PITTSBURGH (KDKA) — February is Black History Month. There are many things planned in Pittsburgh to celebrate it.
One of them, a month-long exhibit called “Beyond the Funny Pages: The Works of Art and Life Captured in Comics,” kicked off Monday night at the City County Building.
The walls tell stories from funny pages of the past. But there’s nothing funny about the hurdles once faced by African-American cartoonists.
Joe Wos, owner of the Toonseum, and Chay Tyler of Citiparks, exhibit the work of three pioneering cartoonists with local ties.
“Pittsburgh really was a hub for black cartooning in America, and I think that is an important legacy,” Wos says. “And this is the first time it’s really being recognized on this scale.”
Monongahela native Jackie Ormes, who featured independent women, got her start with the Pittsburgh Courier.
“They had maybe nine of 10 people on staff that just did comic art,” Tyler says. “Jackie was mentored by some of those comic artists.”
Matt Baker, raised in Pittsburgh, was limited to white characters.

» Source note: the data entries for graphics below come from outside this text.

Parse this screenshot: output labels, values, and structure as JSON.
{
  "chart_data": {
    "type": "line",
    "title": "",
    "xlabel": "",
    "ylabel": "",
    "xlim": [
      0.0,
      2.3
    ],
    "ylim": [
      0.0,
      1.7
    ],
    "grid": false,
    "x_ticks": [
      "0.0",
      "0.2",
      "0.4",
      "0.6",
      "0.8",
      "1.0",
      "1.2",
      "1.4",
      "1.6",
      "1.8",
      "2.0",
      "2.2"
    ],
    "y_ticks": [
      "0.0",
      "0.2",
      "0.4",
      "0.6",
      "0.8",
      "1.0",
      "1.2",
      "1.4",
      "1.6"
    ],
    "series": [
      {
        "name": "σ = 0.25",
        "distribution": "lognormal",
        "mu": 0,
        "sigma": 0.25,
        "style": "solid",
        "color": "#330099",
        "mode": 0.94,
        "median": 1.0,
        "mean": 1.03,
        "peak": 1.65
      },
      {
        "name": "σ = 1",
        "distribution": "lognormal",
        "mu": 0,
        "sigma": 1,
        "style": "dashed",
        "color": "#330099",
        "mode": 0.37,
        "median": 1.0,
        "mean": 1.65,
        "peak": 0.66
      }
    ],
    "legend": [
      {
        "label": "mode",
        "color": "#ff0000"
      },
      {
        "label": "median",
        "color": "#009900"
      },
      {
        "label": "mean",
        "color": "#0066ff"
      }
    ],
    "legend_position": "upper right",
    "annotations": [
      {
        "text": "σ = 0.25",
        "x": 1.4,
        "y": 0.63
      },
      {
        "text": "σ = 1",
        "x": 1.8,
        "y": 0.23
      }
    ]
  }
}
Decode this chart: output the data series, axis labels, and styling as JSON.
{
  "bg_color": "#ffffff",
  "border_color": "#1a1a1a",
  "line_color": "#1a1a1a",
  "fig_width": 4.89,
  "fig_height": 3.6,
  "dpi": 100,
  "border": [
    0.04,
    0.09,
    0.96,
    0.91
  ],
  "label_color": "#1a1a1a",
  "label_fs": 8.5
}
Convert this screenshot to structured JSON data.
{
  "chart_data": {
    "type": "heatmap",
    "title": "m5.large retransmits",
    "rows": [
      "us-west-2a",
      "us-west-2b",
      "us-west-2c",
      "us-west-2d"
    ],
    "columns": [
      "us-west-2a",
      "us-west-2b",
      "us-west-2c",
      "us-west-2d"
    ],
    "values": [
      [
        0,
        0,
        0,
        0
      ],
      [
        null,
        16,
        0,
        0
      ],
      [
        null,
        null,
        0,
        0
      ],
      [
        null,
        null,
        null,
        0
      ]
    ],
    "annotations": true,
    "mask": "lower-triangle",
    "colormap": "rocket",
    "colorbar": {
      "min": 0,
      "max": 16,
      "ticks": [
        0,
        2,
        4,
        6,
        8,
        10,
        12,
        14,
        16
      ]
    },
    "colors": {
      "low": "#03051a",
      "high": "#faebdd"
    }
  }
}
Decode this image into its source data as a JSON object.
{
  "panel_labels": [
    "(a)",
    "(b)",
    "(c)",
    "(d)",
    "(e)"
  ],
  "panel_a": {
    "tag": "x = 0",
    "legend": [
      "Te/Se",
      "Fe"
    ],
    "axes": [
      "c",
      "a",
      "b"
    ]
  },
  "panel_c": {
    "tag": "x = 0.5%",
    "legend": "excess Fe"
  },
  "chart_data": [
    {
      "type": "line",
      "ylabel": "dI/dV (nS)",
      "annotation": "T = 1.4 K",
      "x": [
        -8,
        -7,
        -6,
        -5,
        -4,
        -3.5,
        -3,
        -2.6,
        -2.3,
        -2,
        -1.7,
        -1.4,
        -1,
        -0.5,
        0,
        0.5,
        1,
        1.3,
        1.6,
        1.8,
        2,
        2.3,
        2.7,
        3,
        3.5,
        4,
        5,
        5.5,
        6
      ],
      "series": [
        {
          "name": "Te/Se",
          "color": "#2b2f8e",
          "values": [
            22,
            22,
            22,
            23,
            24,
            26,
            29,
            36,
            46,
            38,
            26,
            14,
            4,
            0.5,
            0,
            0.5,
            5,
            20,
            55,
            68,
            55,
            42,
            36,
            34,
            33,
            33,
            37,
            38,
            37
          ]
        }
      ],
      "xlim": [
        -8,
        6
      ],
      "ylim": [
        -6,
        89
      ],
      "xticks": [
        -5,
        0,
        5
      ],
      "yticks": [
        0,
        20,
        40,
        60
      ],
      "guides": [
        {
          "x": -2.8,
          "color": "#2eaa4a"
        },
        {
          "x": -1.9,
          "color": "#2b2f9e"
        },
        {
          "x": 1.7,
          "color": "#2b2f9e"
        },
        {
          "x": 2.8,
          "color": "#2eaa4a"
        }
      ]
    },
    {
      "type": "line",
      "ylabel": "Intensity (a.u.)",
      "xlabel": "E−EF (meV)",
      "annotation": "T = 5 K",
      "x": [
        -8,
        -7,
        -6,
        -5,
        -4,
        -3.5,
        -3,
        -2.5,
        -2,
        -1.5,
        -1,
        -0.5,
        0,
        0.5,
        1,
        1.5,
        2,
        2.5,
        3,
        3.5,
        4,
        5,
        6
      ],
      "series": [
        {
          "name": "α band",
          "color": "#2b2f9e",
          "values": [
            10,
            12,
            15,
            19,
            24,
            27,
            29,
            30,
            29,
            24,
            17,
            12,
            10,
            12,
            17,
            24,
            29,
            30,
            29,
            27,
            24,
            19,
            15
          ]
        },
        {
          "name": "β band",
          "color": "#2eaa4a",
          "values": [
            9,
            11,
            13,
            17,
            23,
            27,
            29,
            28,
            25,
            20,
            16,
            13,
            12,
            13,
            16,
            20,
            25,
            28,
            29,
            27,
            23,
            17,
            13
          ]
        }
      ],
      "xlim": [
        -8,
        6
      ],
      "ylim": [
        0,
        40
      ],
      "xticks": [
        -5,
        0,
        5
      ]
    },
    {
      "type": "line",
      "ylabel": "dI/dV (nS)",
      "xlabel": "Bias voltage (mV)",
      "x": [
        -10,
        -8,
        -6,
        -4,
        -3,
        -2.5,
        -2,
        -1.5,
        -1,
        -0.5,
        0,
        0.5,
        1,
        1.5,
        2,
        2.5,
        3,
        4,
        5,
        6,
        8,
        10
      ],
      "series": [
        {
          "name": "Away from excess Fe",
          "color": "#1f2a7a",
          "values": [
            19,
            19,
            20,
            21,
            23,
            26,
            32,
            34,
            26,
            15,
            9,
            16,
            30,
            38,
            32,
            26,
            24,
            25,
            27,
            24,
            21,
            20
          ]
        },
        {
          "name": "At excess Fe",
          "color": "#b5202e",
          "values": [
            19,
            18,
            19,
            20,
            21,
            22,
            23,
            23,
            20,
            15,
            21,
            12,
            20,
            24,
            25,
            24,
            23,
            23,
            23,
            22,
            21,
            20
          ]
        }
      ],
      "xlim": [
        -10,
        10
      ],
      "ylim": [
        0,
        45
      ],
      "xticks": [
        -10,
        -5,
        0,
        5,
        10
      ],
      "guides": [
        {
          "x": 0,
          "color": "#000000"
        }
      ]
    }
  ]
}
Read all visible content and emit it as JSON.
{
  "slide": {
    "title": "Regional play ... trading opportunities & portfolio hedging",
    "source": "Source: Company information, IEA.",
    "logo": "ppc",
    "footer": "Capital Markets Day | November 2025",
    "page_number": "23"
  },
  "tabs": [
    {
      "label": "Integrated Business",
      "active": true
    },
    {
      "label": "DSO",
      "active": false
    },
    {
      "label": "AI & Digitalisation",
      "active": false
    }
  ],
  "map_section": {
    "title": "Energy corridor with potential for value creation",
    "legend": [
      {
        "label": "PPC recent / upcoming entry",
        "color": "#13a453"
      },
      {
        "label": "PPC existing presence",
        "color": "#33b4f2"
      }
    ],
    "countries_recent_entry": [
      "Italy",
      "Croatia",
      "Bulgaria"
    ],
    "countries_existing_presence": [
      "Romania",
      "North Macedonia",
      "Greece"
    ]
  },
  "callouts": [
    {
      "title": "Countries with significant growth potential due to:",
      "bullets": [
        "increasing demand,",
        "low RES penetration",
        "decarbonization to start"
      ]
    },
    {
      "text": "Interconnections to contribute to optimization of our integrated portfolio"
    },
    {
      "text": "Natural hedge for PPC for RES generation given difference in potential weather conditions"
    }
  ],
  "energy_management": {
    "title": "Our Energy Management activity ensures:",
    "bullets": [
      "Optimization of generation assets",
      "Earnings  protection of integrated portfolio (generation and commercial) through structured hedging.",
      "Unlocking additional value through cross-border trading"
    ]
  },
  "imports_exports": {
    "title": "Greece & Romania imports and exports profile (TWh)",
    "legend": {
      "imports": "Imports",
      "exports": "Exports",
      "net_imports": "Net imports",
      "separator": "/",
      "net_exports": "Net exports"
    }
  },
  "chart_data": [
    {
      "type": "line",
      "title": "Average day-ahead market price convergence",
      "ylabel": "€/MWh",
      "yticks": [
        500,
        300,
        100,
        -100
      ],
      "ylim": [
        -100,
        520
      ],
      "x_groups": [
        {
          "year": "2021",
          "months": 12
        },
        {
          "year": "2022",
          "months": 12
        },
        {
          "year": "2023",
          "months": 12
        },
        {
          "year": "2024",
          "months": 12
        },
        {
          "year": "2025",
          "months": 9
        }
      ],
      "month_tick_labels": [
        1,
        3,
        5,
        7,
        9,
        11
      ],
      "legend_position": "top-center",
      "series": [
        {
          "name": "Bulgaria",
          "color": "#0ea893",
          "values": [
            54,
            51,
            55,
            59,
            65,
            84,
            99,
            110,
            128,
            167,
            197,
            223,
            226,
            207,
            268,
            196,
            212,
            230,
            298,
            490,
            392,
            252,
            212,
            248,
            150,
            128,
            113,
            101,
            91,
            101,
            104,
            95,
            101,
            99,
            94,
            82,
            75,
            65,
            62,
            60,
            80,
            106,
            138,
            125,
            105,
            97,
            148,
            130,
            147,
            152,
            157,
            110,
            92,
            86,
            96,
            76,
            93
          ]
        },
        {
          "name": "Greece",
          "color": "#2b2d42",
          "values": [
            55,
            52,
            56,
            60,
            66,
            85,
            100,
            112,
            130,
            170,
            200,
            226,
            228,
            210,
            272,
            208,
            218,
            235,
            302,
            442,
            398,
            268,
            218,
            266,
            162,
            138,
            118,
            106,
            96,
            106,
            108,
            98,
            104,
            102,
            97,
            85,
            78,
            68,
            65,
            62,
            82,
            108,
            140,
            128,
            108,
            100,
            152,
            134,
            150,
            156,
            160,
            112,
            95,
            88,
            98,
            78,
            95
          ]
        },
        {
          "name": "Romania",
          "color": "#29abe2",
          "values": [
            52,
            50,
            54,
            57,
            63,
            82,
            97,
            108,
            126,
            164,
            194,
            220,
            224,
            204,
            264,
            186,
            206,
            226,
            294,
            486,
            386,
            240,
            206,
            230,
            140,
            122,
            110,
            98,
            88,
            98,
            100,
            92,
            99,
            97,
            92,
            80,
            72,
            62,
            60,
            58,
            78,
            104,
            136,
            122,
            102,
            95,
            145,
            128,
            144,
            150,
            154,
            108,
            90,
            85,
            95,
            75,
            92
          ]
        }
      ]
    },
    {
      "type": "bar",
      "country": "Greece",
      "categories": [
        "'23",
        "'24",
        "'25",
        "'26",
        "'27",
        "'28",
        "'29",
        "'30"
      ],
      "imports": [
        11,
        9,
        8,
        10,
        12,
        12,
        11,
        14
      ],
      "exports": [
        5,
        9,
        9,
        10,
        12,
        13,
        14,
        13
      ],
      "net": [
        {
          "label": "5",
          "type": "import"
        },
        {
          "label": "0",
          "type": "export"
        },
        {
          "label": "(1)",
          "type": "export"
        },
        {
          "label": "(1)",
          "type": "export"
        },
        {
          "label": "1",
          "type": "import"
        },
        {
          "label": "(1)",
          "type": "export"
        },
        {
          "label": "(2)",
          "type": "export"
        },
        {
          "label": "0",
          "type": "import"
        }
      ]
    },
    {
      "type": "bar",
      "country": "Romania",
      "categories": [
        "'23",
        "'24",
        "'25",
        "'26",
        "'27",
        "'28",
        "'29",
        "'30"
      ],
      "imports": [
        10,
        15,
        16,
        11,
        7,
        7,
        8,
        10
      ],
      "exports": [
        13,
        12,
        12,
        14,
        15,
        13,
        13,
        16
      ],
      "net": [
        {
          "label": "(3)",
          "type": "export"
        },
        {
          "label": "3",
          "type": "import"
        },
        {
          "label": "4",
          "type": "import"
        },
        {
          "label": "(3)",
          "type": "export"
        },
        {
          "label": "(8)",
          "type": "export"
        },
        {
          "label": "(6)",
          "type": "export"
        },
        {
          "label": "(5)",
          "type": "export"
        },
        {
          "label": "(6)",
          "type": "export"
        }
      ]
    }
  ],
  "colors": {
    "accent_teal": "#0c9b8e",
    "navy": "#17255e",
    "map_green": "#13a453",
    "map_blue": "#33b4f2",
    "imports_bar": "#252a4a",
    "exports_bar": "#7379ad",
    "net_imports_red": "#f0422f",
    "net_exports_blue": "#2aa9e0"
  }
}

“Romance comics, a lot of it, or jungle girl,” Joe Wos adds. “And he was forced sometimes to do things that are ethnic stereotypes, but that was the only way to keep that job.”
Oren C. Evans was a Philadelphia publisher who put out the first comic book depicting African-Americans in a positive light. That was 1947. Industry opposition prevented him from ever putting out another issue.
“He come to believe that he was black balled from the major industries of comics,” Tyler explains. “So he wouldn’t get into the industry and soak up some of the talent that they had on their staff.”
But his work has endured. Cartoonists know how to get the last laugh.